Também após o julgamento, o promotor Francisco Cembranelli rebateu a crítica do advogado. “As provas periciais mostram a dinâmica do crime. Explicam a formação da quadrilha de que o réu era integrante”, afirmou. “A versão do MP começou a ser apresentada hoje à sociedade e o seu acolhimento e a consequente condenação do réu mostram que o caminho é esse mesmo”.
Para o advogado de Marcos Bispo, a luta foi desigual porque o promotor influenciou muito a decisão dos jurados. “Ele é um dos melhores promotores do estado. Está com o ibope alto e o Ministério Público precisava começar bem esse júri tão emblemático. Se não fosse ele, o réu não só seria absolvido, como sua absolvição seria pedida por insuficiência de provas”, argumentou. Cembranelli também respondeu ao elogio. “Foi um trabalho de equipe e eu sou apenas parte dele. Apenas tive a missão de contar essa história muito bem escrita pelos colegas.”

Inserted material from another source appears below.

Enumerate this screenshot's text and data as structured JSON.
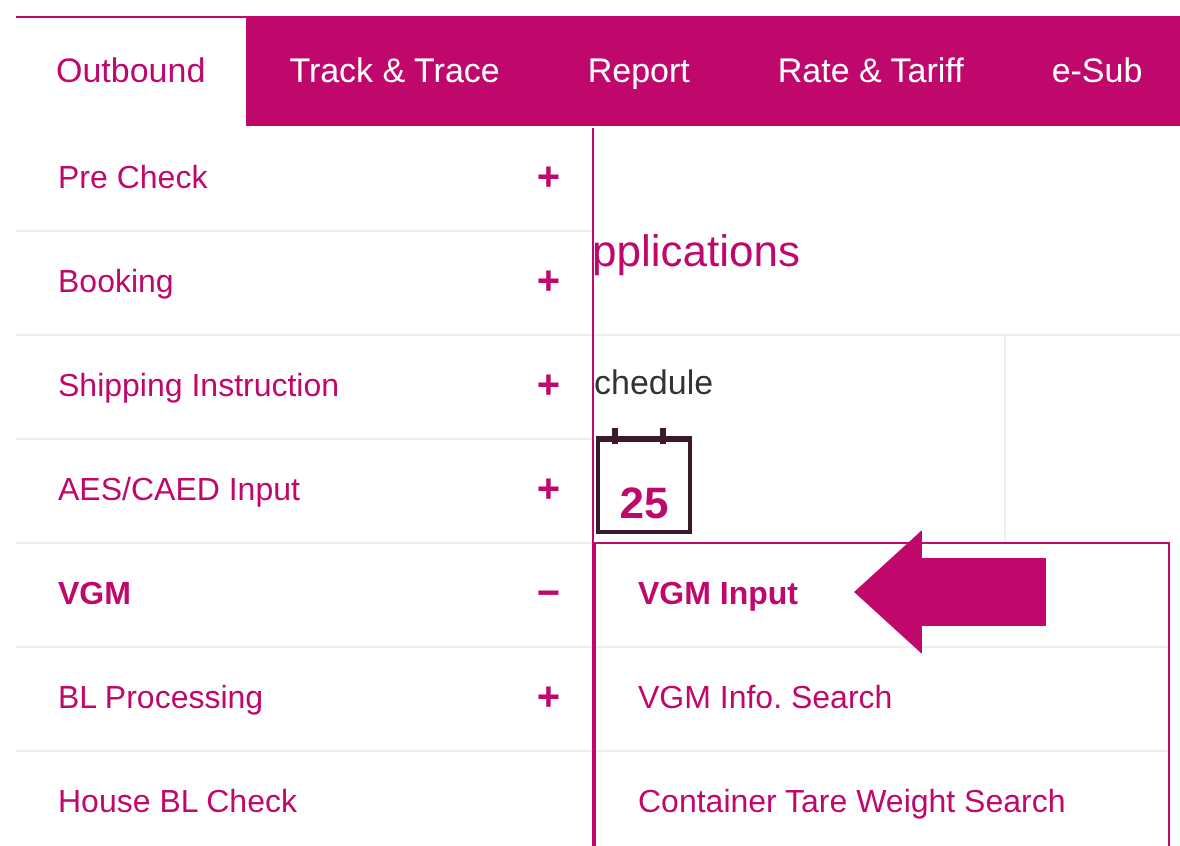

A morte - Celso Daniel era coordenador do programa de governo durante a pré-campanha de Lula à Presidência, em 2001, e foi sequestrado na noite de 18 de janeiro de 2002, quando saía de um restaurante na zona sul da capital paulista ao lado do amigo Sérgio Gomes da Silva. Seu corpo foi encontrado dois dias depois com marca de 11 tiros e sinais de tortura. A primeira parte da investigação, concluída pela Polícia Civil de São Paulo, apontava para um crime comum.
Uma quadrilha da favela pantanal teria sequestrado o ex-prefeito após perder de vista um empresário, verdadeiro alvo do crime. Em depoimento, os réus afirmaram que mataram Celso Daniel por engano. Após apelos da família, o Ministério Público exigiu a reabertura das investigações e passou a atuar diretamente na apuração do caso, que ainda tem diversos mistérios envolvidos, como a morte de outras sete pessoas ligadas a Celso Daniel.